My book, Help at Any Cost: How the Troubled-Teen Industry Cons Parents and Hurts Kids (Riverhead, 2006), was the first to expose systematic problems in the industry and the complete lack of regulatory oversight on programs that are essentially private jails for kids. The book helped spur Miller's push for legislation.

As it stands now, there is more federal regulation protecting mule deer than there is preserving the rights of children in these institutions. Anyone can open one-- there are no qualifications required, nor criminal background checks. Some owners have even made deals with prosecutors and regulators to stay away from their facilities, due to accusations of sexual and other kinds of child abuse. But they were not made to leave the industry!

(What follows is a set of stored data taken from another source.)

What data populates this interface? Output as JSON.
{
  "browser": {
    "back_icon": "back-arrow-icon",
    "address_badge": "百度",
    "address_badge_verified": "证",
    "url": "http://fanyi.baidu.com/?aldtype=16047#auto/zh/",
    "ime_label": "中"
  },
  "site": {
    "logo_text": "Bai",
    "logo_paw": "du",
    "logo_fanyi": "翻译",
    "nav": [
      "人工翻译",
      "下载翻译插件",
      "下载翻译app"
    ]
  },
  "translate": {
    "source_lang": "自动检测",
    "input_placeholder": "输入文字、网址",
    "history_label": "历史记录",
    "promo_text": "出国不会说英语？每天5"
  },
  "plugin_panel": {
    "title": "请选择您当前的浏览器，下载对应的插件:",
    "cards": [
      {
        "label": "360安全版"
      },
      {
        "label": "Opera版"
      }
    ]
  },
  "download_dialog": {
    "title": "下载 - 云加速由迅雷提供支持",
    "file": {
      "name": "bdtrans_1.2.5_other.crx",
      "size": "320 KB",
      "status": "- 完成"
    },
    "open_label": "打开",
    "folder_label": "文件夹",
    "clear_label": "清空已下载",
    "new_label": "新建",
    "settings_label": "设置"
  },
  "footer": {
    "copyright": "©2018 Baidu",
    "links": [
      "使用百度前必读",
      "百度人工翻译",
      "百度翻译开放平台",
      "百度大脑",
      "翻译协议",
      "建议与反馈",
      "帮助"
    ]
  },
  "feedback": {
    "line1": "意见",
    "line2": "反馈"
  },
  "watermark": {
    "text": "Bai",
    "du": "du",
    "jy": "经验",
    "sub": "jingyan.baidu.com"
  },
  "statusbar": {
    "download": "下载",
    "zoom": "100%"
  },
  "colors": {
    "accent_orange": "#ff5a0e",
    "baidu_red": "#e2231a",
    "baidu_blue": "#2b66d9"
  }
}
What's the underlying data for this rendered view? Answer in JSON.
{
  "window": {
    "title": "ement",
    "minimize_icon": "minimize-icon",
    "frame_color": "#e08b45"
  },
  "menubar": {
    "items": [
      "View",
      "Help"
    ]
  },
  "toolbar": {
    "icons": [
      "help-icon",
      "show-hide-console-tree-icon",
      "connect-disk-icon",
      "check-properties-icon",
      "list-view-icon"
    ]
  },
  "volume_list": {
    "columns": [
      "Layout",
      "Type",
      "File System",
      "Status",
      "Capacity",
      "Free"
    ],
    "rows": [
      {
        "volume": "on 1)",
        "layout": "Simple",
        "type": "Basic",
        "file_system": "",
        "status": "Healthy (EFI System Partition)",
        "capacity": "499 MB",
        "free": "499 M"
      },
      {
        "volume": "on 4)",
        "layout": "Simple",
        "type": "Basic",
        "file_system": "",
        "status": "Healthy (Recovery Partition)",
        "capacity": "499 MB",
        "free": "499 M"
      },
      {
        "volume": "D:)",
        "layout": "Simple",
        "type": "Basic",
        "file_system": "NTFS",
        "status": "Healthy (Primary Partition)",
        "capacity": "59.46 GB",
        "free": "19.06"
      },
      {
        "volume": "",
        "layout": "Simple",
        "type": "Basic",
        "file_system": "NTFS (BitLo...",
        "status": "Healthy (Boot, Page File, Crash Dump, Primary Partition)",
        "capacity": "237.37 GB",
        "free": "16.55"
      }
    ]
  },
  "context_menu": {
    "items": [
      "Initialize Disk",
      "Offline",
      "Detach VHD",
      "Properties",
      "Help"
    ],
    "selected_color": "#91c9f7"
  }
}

And no legal authority is required to inspect these facilities or see to it that kids are well-treated in them.

Teens placed in these settings do not have any right to appeal their confinement: they may be held without contact with the outside world until they turn 18.

Moreover, in the programs, they are often subject to "therapies" that many consider torturous: food deprivation, sleep deprivation, total isolation, punitive restraint and constant emotional and even sexual humiliation. When such tactics are used on suspected terrorists, there is a human rights outcry-- but these programs have done everything short of water-boarding kids with impunity for decades.

For example, one girl was made to dress as a prostitute, wearing a nametag that said "Shameful Slut." "Slut, 25 cents" was written on her skin in lipstick. Boys had to yell "slut" and "ho" and "bitch" at her. Others were made to wear diapers and boys were dressed in drag and called "faggot." In another program, a girl was gagged with Kotex; another was made to clean toilets with her bare hands. Some children had to use their toothbrushes first to scrub the floors, then their teeth.

That's not to mention the dozens of gruesome deaths that have occurred because "tough love" ideology does not accept the idea that teens ever have legitimate medical complaints. One boy lost control of his urine and bowels as he began to die-- and was humiliated for it by program staff, saying he was doing it deliberately. Another, also accused of faking, had two and a half quarts of pus in his chest when he was autopsied.

Right now, of course, seven boot camp guards and a nurse in Florida are on trial for manslaughter in another death-- that of a 14-year-old boy who couldn't complete required exercises and was beaten and forced to inhale ammonia to prove he wasn't faking. He died proving it.

I hope that these hearings will bring national attention to this issue. Hundreds of thousands of teens have been sent over the last 30 years-- and the industry continues to grow. There is no proof that its "product" helps anyone-- and a great deal of research suggesting that the programs may be causing significant harm.

We don't allow amateurs to diagnose and treat physical illnesses-- so why are we letting untrained people have total control, with no checks and balances, over vulnerable teens who have no way of contesting their confinement? I will have more after the hearings.